As a sergeant in the Marine Corps for more than six years, Tim Mathisen completed two tours of Iraq. In 2006, he was part of a convoy security team. Two years later, Mathisen was part of a stability and security operation in villages located in the western part of that country.
|Tim Mathisen, left, and Lucus Pickard, right, who graduated in December 2012 with a degree in law, justice and society and received a Purple Heart for his service in Operation Iraqi Freedom, participated in the first "Never Forgotten Doughboys Project" ceremony on Aug. 23 in Lynchburg, Tenn.|
Already an unusual life history for a 27-year-old. But there’s more.
For the past three years, the Eagleville, Tenn., native has served full-time with the Tennessee Army National Guard, through which he was a military honors coordinator with the military funeral honors program. He has worked tirelessly to honor Tennessee’s fallen soldiers by coordinating military honors at their funerals.
During this time, Mathisen conducted more than 300 funerals and directed nearly 2,000 military funeral arrangements for veterans.
One day in May 2012, Mathisen conducted military funeral honors at a memorial ceremony with Tennessee Gov. Bill Haslam and his wife, Crissy, to remember seven fallen soldiers. It was an event that sparked a passion in Mathisen.
“Two of the soldiers honored that day were missing in action from the Vietnam and Korean Wars. Their remains were not identified until 2011,” said Mathisen. “This ignited my interest in honoring those soldiers who never received military funeral honors. It made me curious to discover who has never received those honors.”
This past spring as a senior law, justice and society major in Lipscomb’s Institute for Law, Justice and Society, Mathisen was tasked with finding a problem and developing a solution as part of his capstone project that he had to complete prior to graduation in May.
Mathisen’s curiosity led him to discover that a majority of World War I veterans have not received official military funeral honors. Through research at the Tennessee State Library and Archives, he found that nearly 100,000 Tennesseans served honorably in WWI and were buried without military honors.
As a result of that discovery Mathisen resolved to find a way to honor those veterans through his senior project. And, the Never Forgotten Doughboys Project was born. In it, Mathisen proposed a collaboration of the Tennessee Army National Guard and communities throughout Tennessee to honor and archive each of the state’s 100,000 WWI veterans over time.
“Our nation shows its deepest gratitude for those who faithfully served through the rendering of military funeral honors,” said Mathisen. “The Never Forgotten Doughboys Project is a joint effort between the Tennessee Army National Guard and local communities to ensure that every deserving Tennessee WWI veteran receives official honors.”
Doughboy is an informal term for a member of the United States Army or Marine Corps, especially members of the American Expeditionary Forces in WWI.
Mathisen said comprehensive lists of WWI service members have been challenging to find through the years due to federal regulation. Prior to a congressional act in 2000, it was the responsibility of veteran service organizations such as the American Legion, the Veterans of Foreign Wars or the Marine Corps League to honor their brothers and sisters who served, according to Mathisen, but the legislation prevented official record of these memorials in the national archives.

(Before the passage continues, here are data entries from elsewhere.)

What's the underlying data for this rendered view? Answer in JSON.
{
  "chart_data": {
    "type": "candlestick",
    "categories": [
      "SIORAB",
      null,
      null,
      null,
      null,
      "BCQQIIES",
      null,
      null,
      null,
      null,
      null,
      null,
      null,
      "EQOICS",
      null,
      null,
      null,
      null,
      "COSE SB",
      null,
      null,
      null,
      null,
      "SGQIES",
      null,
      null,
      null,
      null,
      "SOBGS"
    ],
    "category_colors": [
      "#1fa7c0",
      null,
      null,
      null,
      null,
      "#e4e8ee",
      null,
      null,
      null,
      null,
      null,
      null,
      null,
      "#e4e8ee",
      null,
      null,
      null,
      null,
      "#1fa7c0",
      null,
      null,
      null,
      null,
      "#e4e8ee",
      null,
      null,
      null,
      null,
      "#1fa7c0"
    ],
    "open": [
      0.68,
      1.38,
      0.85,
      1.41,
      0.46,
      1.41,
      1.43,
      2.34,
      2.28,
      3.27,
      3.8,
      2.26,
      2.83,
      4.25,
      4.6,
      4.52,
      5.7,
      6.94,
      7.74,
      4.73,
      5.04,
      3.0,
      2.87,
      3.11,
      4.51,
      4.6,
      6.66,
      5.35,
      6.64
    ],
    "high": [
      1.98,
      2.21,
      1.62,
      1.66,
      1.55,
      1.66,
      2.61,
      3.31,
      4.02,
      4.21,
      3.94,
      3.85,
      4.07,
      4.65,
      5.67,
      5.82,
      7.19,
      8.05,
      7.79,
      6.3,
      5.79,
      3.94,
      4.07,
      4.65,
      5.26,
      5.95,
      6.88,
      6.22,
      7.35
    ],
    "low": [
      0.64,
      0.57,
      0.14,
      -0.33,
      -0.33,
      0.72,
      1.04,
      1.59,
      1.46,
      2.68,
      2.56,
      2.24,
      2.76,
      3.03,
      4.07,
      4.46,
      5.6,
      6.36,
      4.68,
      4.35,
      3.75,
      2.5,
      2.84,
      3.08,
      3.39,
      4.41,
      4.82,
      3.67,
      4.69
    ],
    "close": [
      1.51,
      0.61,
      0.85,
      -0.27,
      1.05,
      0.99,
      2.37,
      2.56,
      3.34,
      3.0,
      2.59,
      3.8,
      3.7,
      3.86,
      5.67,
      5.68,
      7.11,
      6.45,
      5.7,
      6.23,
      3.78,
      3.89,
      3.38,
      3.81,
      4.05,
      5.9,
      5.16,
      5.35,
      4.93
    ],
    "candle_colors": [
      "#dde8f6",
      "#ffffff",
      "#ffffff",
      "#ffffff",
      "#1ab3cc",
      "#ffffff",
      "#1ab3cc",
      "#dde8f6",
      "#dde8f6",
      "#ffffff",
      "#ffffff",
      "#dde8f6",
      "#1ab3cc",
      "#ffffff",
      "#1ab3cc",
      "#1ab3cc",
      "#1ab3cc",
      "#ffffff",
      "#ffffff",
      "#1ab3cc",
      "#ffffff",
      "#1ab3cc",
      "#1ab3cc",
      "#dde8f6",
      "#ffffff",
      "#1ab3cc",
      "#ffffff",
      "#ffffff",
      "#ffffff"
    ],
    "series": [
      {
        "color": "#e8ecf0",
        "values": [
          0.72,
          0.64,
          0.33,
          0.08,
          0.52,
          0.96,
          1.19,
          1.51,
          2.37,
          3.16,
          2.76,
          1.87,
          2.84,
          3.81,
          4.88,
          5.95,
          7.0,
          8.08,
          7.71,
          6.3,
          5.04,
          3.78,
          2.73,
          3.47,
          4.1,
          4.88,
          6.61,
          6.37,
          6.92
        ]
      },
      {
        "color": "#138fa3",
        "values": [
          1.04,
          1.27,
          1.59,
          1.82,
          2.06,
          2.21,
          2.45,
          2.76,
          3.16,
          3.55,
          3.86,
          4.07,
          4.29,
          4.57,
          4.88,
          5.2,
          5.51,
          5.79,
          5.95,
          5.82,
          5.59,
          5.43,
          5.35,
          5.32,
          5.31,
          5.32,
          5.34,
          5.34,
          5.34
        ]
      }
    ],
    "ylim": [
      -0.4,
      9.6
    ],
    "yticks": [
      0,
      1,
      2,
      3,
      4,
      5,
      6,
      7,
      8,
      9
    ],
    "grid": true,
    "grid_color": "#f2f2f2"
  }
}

“I found that these WWI veterans hadn’t received the honors they were due—unless they were killed in combat— and they hadn’t been archived nationally,” he said.
Mathisen embarked on a painstaking quest to find information about as many of Tennessee’s WWI veterans as possible. He sought their names, counties, ages and discharge information. He found no documentation of WWI veterans receiving official military funeral honors.
“We have done a good job of honoring current soldiers whose families wanted their loved ones to be buried with honors,” said Mathisen. “With over 100,000 Tennesseans who served honorably in WWI, the task of rendering military funeral honors seemed daunting. So I developed a proposal to create a sustainable program that can be replicated by any regional coordinator with the military funeral honors program.”
Each of these events will include the full military honors of a firing party, sounding of taps, flag folding and flag presentation.
Mathisen began by focusing his efforts on one of the smallest counties in his region—Moore County, Tenn. He, along with other Tennessee Honor Guard personnel, compiled a list of service members who either enlisted in, were born in or resided in Moore County. They found a total of 83.
On Friday, Aug. 23, the Never Forgotten Doughboys project honored Moore County’s 83 WWI veterans with a final salute—and the military honors they are due. Their ceremony took place on the public square in Lynchburg, Tenn., the Moore County seat.
Randy Spivey, assistant professor of law, justice and society at Lipscomb, said senior capstone projects such as Mathisen’s are tangible ways that students can put their passions into action.
“These projects allow students to take a creative and critical step into the kind of work they would like to do after graduation both to provide experience and build a resume, but to do so in the context of service to the community,” said Spivey. “These are action focused projects, for the most part, that allow students to engage their heart and spirit in their professional development.”
The Never Forgotten Doughboys Project is a good example of what Spivey wants students to accomplish with their projects.
“Tim’s project provides a bridge from academics to the professional world,” he said. “Tim used what he learned in his major, in his research and writing skills and in his critical thinking to identify a need for healing and systematically went about providing a mechanism to address that need.”
Mathisen found his way to Lipscomb after completing an associate’s degree in criminal justice from Motlow State Community College. He was invited to attend the Charlie Daniels Scholarships for Heroes concert in March 2010 by then-director of veterans services David K. Hughes.
“I went to the concert and fell in love with the Lipscomb campus,” said Mathisen.
He received an ROTC scholarship to attend Lipscomb, discovered the university’s law, justice and society program and found a place where he felt cared for and nurtured.
“When you come back from combat, you’ve been through a very stressful time,” he recalls. “You go through a lot of life changes as you reintegrate into normal life. I had some really great professors—Charla Long, Randy Spivey and Christin Shatzer—who especially helped me and were always there to help me. They could tell that I wanted to try to do something good with my life. Sometimes, they would meet me halfway when I needed it most.”
“Lipscomb provided an excellent learning experience for me. But, it’s the personal growth and professional development that has really made a difference in my life.”
Mathisen awaits word on a future deployment to Afghanistan. Meanwhile, he is an ROTC recruiter at Vanderbilt University. He said he hopes to one day return to Lipscomb to pursue a master’s degree in conflict management.